Chapter OneTHE OUTLAW GOAT
A sudden gust of wind whipped between the mountains,
lashed the water into waves, and caught Briana
O'Toole's reddish blonde hair. With one quick motion Bree
swept it out of her eyes and turned to face her new life.
Just then a swell of waves lifted the end of the Viking
ship as it rested on the shore. Moments before, this ship
that brought Bree from Ireland had sailed through a long,
narrow waterway to this settlement in the mountains. Now
sunlight shone on a waterfall spilling over a high rock wall.
Then the sun shone on the blonde hair of a tall woman
standing beside the water. Seeming to forget everything
else, Bree's enemy, Mikkel, leaned forward.
The moment the Viking ship touched shore, he
leaped over the side. By the time he touched the ground,
the tall woman stood before him.
Mikkel straightened to his full height and tipped his
head in respect. "Mamma" he said.
"Son," she answered. A tear slid down her cheek.
"You were gone so long; I was afraid."
"I know. But I am here." Relief filled Mikkel's voice.
"I am home."
A flash of envy, then anger, filled Bree's insides. Home!
she wanted to spit out. Mikkel is home, but I am not! On a
summer morning late in the tenth century, Mikkel had
planned the raid that brought Bree and others from
Ireland to the Aurland Fjord. Sometimes Bree wished
Mikkel could be a friend. Other times she felt angry
about everything he did.
As Viking sailors set down the ramp, Bree looked into
the crowd gathered to meet the ship. There she saw a girl
with sandy colored hair, brown eyes, and a dusting of
freckles across her nose.
Who is she? Bree wondered. Why do I think she's someone
The girl looked too thin, as if she had been sick.
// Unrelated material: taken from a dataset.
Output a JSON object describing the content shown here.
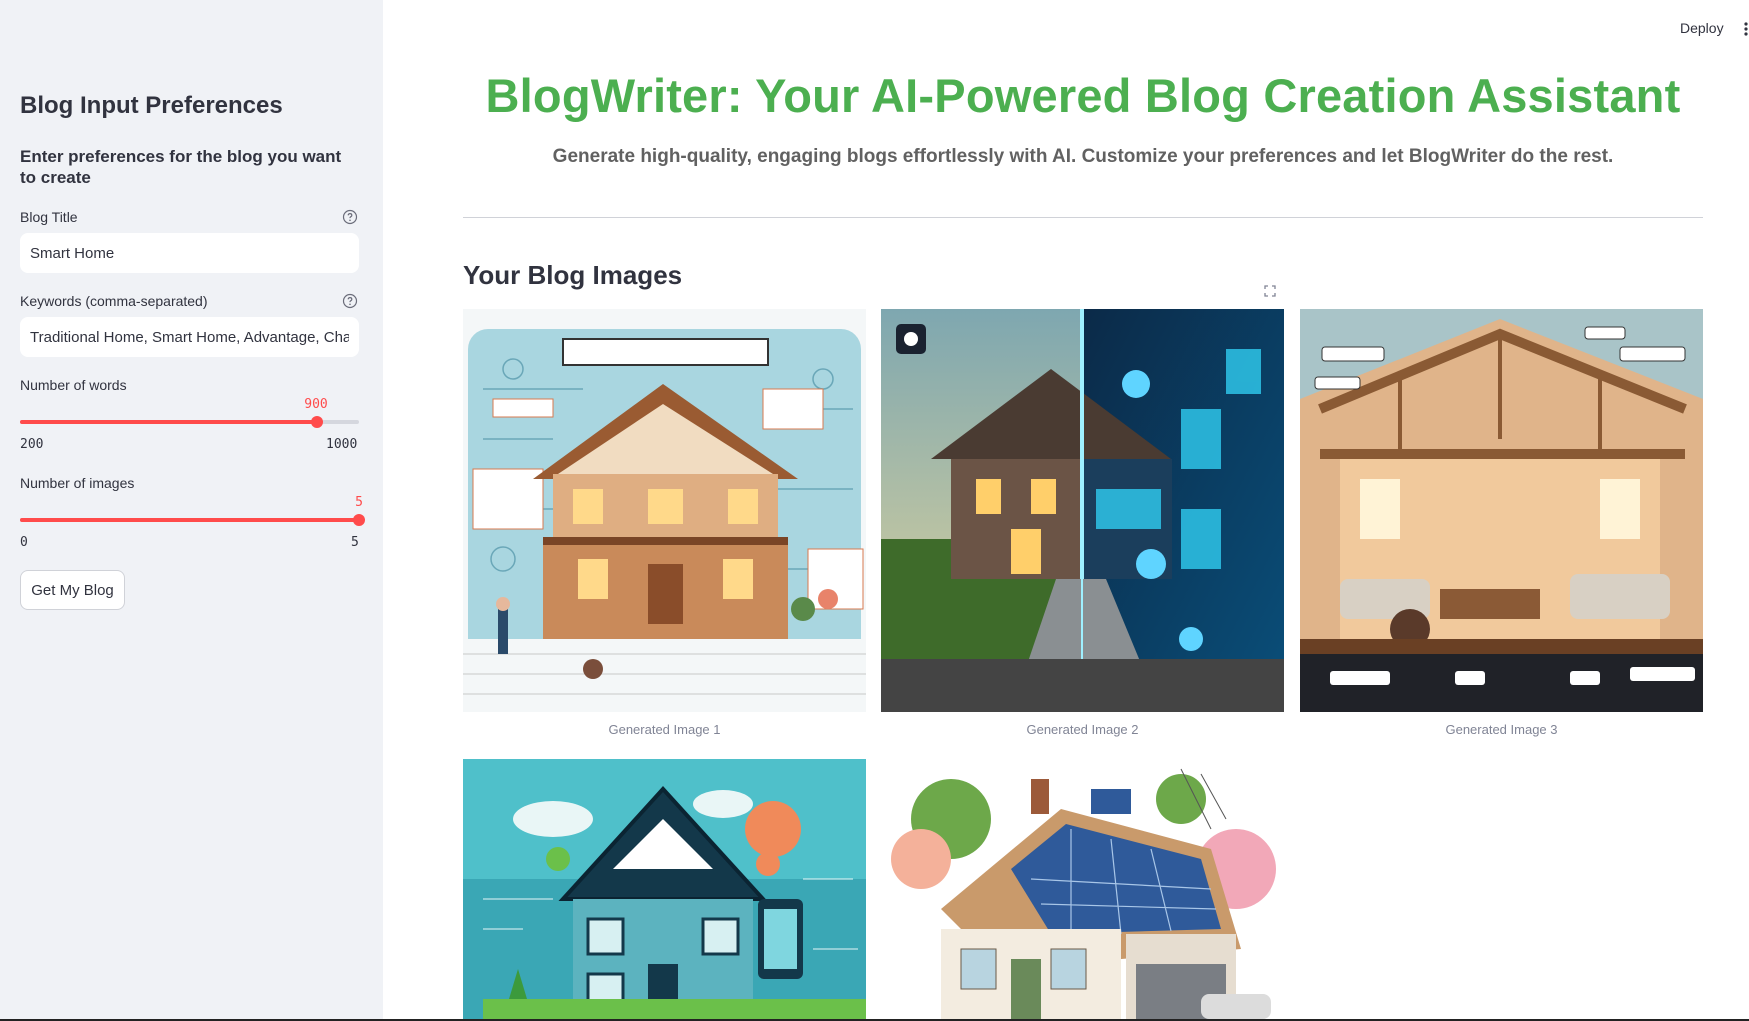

Yet
she had to be at least eleven, perhaps twelve. As people
streamed off the ship, Bree lost sight of her. Then far up
on shore, Bree saw her again.
A long single braid hung down on the girl's shoulder.
When she tossed it aside, her eyes lit with laughter. Bree
knew that motion, that look of poking fun at something
serious. Could it possibly be?
Across the distance their gaze met. The girl's mouth
formed a round O, a gasp of recognition. The surprise of
it shook Bree to the center of her being. It's my sister Keely!
One year younger than Bree, the two had been close
friends as well as sisters. Then six years ago Vikings raided
the monastery near their home in Ireland and stole Keely
away. In a similar way, a more recent raid had brought
Bree on a Viking longship to this fjord.
Filled with excitement, Bree pushed her way toward
the side of the ship. Maybe there's a reason I was captured by
Vikings. Maybe something good will come out of it.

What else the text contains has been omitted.